Reading from the data flows produces a 4096 byte test message in 10 byte chunks. Writing to it just records the data. Closing it checks that the received data matches the test message. The results with test data are:
┌──────────────────┬──────────┬─────────┬──────────┬──────────┬────────────┐
│ Name │ Time/Run │ mWd/Run │ mjWd/Run │ Prom/Run │ Percentage │
├──────────────────┼──────────┼─────────┼──────────┼──────────┼────────────┤
│ mirage_flow_data │ 12.57us │ 23.85kw │ 2.88w │ 2.88w │ 34.09% │
│ conduit_data │ 36.88us │ 55.74kw │ 7.87w │ 7.87w │ 100.00% │
│ conduit_oo_data │ 21.42us │ 34.36kw │ 7.41w │ 7.41w │ 58.09% │
│ oo_data │ 21.49us │ 27.80kw │ 7.68w │ 7.68w │ 58.29% │
│ oo_data2 │ 17.21us │ 27.80kw │ 7.99w │ 7.99w │ 46.66% │
└──────────────────┴──────────┴─────────┴──────────┴──────────┴────────────┘
I made two versions of the flow OO test, using both read_into
and read
.
For this particular case, read
is faster because the test data is a fixed
string and we can just return a view onto that in read
, avoiding a copy.
mirage_flow_data
and oo_data2
both take advantage of this, although perhaps
it's not very realistic.
The public API for the OO flow system is in flow_oo.mli
.
It has a few other interesting features...
The read functions (for example) are only defined to require an object with the read methods, e.g.
val read_into : #reader -> Cstruct.t -> ([`Input of int | `Eof], [> `Flow of error]) Lwt_result.t
val read : #reader -> ([`Data of Cstruct.t | `Eof], [> `Flow of error]) Lwt_result.t
This means you could also make one-way streams and reuse parts of
the API. Functions consuming flows can indicate whether they will read, write
or do both by taking an argument of type #reader
, #writer
or #flow
.
It is possible to check for extra features both statically and dynamically.
For example, if you need be able to change keys, you could define an extension of flow
like this:
type key_flow = < flow; new_key : unit >
Then a function requiring key changes can take this extended type.
The compiler can check at compile-time that it is passed a flow with the new_key
feature.
Alternatively, a flow can support runtime checks for extra features. For example:
type key_flow = < flow; new_key : unit >
type _ ty += Key_flow : key_flow ty
Then you can check whether a flow
can be upgraded to the key_flow
interface:
match cast flow Key_flow with
| Some flow -> new_key flow
| None -> () (* Not supported *)
The flow API uses an open type for errors:
type flow_error = ..
type error = flow_error * (Format.formatter -> unit)

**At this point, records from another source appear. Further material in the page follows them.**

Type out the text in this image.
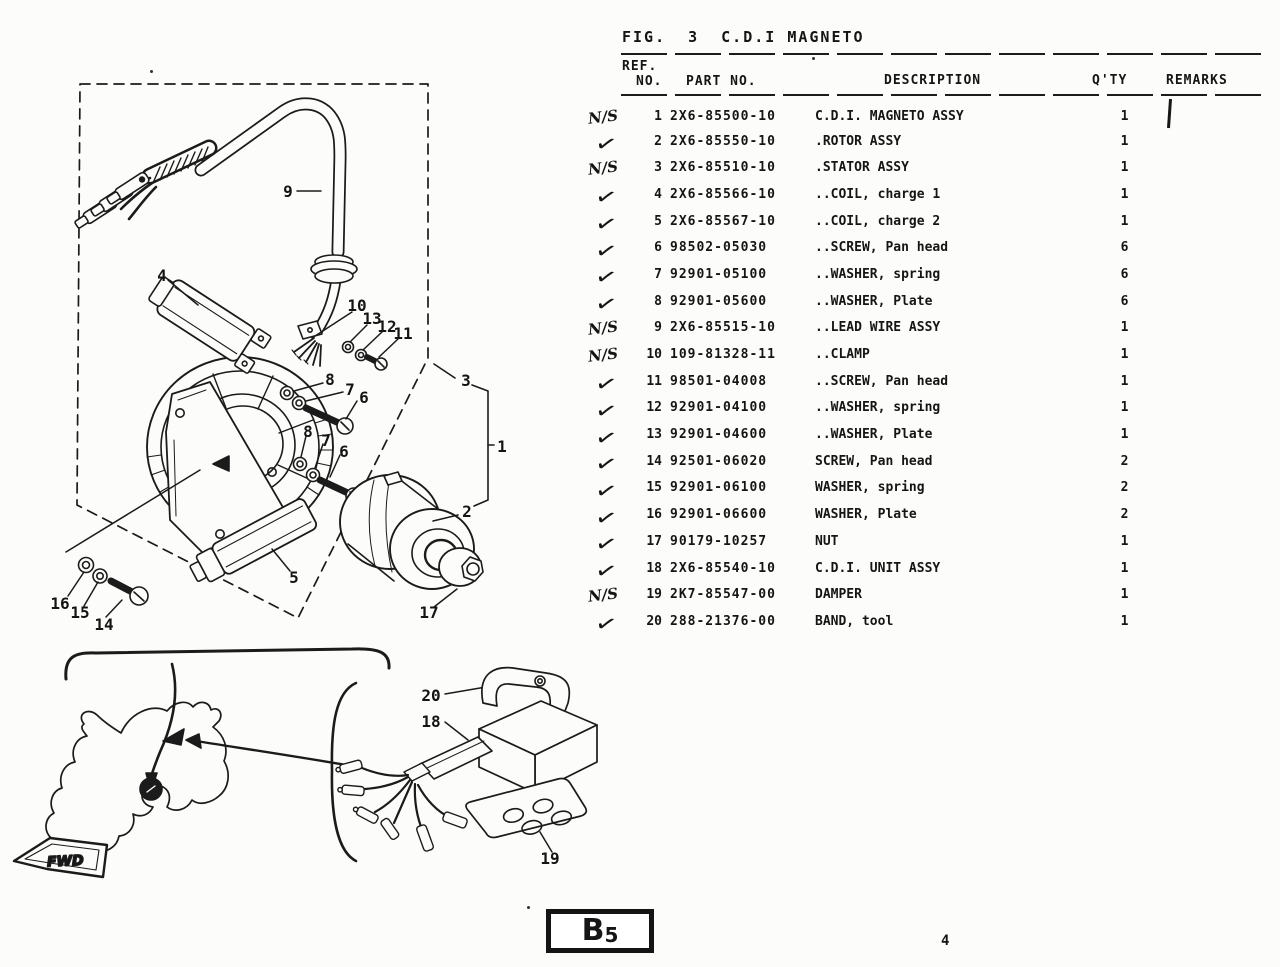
FWD
9
4
10
13
12
11
8
7 6
8 7
6
3
1
2
5
17
16 15
14
20
18
19
FIG. 3 C.D.I MAGNETO
REF.
NO. PART NO.	DESCRIPTION	Q'TY	REMARKS
N/S	1 2X6-85500-10	C.D.I. MAGNETO ASSY	1
✓	2 2X6-85550-10	.ROTOR ASSY	1
N/S	3 2X6-85510-10	.STATOR ASSY	1
✓	4 2X6-85566-10	..COIL, charge 1	1
✓	5 2X6-85567-10	..COIL, charge 2	1
✓	6 98502-05030	..SCREW, Pan head	6
✓	7 92901-05100	..WASHER, spring	6
✓	8 92901-05600	..WASHER, Plate	6
N/S	9 2X6-85515-10	..LEAD WIRE ASSY	1
N/S	10 109-81328-11	..CLAMP	1
✓	11 98501-04008	..SCREW, Pan head	1
✓	12 92901-04100	..WASHER, spring	1
✓	13 92901-04600	..WASHER, Plate	1
✓	14 92501-06020	SCREW, Pan head	2
✓	15 92901-06100	WASHER, spring	2
✓	16 92901-06600	WASHER, Plate	2
✓	17 90179-10257	NUT	1
✓	18 2X6-85540-10	C.D.I. UNIT ASSY	1
N/S	19 2K7-85547-00	DAMPER	1
✓	20 288-21376-00	BAND, tool	1
B 5	4
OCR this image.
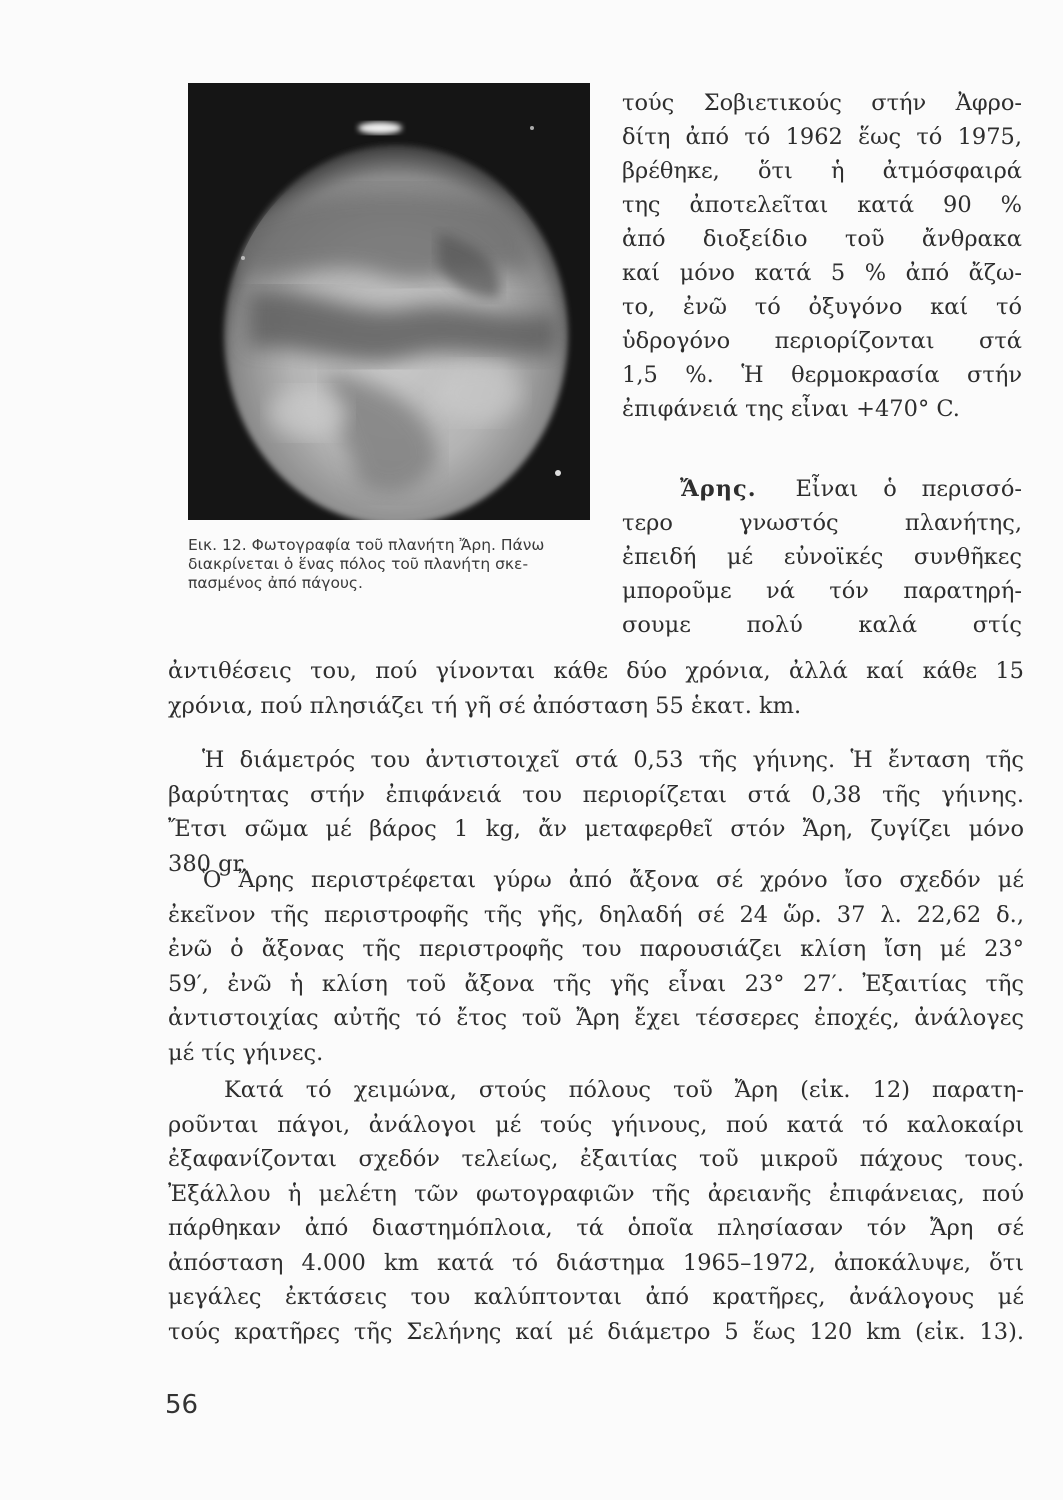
Εικ. 12. Φωτογραφία τοῦ πλανήτη Ἄρη. Πάνω
διακρίνεται ὁ ἕνας πόλος τοῦ πλανήτη σκε-
πασμένος ἀπό πάγους.
τούς Σοβιετικούς στήν Ἀφρο-
δίτη ἀπό τό 1962 ἕως τό 1975,
βρέθηκε, ὅτι ἡ ἀτμόσφαιρά
της ἀποτελεῖται κατά 90 %
ἀπό διοξείδιο τοῦ ἄνθρακα
καί μόνο κατά 5 % ἀπό ἄζω-
το, ἐνῶ τό ὀξυγόνο καί τό
ὑδρογόνο περιορίζονται στά
1,5 %. Ἡ θερμοκρασία στήν
ἐπιφάνειά της εἶναι +470° C.
Ἄρης. Εἶναι ὁ περισσό-
τερο γνωστός πλανήτης,
ἐπειδή μέ εὐνοϊκές συνθῆκες
μποροῦμε νά τόν παρατηρή-
σουμε πολύ καλά στίς
ἀντιθέσεις του, πού γίνονται κάθε δύο χρόνια, ἀλλά καί κάθε 15
χρόνια, πού πλησιάζει τή γῆ σέ ἀπόσταση 55 ἑκατ. km.
Ἡ διάμετρός του ἀντιστοιχεῖ στά 0,53 τῆς γήινης. Ἡ ἔνταση τῆς
βαρύτητας στήν ἐπιφάνειά του περιορίζεται στά 0,38 τῆς γήινης.
Ἔτσι σῶμα μέ βάρος 1 kg, ἄν μεταφερθεῖ στόν Ἄρη, ζυγίζει μόνο
380 gr.
Ὁ Ἄρης περιστρέφεται γύρω ἀπό ἄξονα σέ χρόνο ἴσο σχεδόν μέ
ἐκεῖνον τῆς περιστροφῆς τῆς γῆς, δηλαδή σέ 24 ὥρ. 37 λ. 22,62 δ.,
ἐνῶ ὁ ἄξονας τῆς περιστροφῆς του παρουσιάζει κλίση ἴση μέ 23°
59′, ἐνῶ ἡ κλίση τοῦ ἄξονα τῆς γῆς εἶναι 23° 27′. Ἐξαιτίας τῆς
ἀντιστοιχίας αὐτῆς τό ἔτος τοῦ Ἄρη ἔχει τέσσερες ἐποχές, ἀνάλογες
μέ τίς γήινες.
Κατά τό χειμώνα, στούς πόλους τοῦ Ἄρη (εἰκ. 12) παρατη-
ροῦνται πάγοι, ἀνάλογοι μέ τούς γήινους, πού κατά τό καλοκαίρι
ἐξαφανίζονται σχεδόν τελείως, ἐξαιτίας τοῦ μικροῦ πάχους τους.
Ἐξάλλου ἡ μελέτη τῶν φωτογραφιῶν τῆς ἀρειανῆς ἐπιφάνειας, πού
πάρθηκαν ἀπό διαστημόπλοια, τά ὁποῖα πλησίασαν τόν Ἄρη σέ
ἀπόσταση 4.000 km κατά τό διάστημα 1965–1972, ἀποκάλυψε, ὅτι
μεγάλες ἐκτάσεις του καλύπτονται ἀπό κρατῆρες, ἀνάλογους μέ
τούς κρατῆρες τῆς Σελήνης καί μέ διάμετρο 5 ἕως 120 km (εἰκ. 13).
56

val pp_error : error Fmt.t
This means that you can add your own concrete error types and then match on them if desired,
or fall back to using pp_error
to just print them.
As an experiment, the flow API does not include a close method by default. Instead, each flow's constructor will include some means of closing it, which can depend on the flow. For example:
- The constructor can take a
Lwt_switch
to limit the flow's lifetime. - The constructor could return a
close
function along with the flow. - The flow can be extended to have a
close
method. - A singleton flow (such as
null
) might not provide any way to close itself.
This also makes the lifecycle of a flow more obvious: a generic flow function is not expected to close the flow itself (its caller should handle that). It also allows different closing APIs (for example, synchronous or not, able to return errors or not).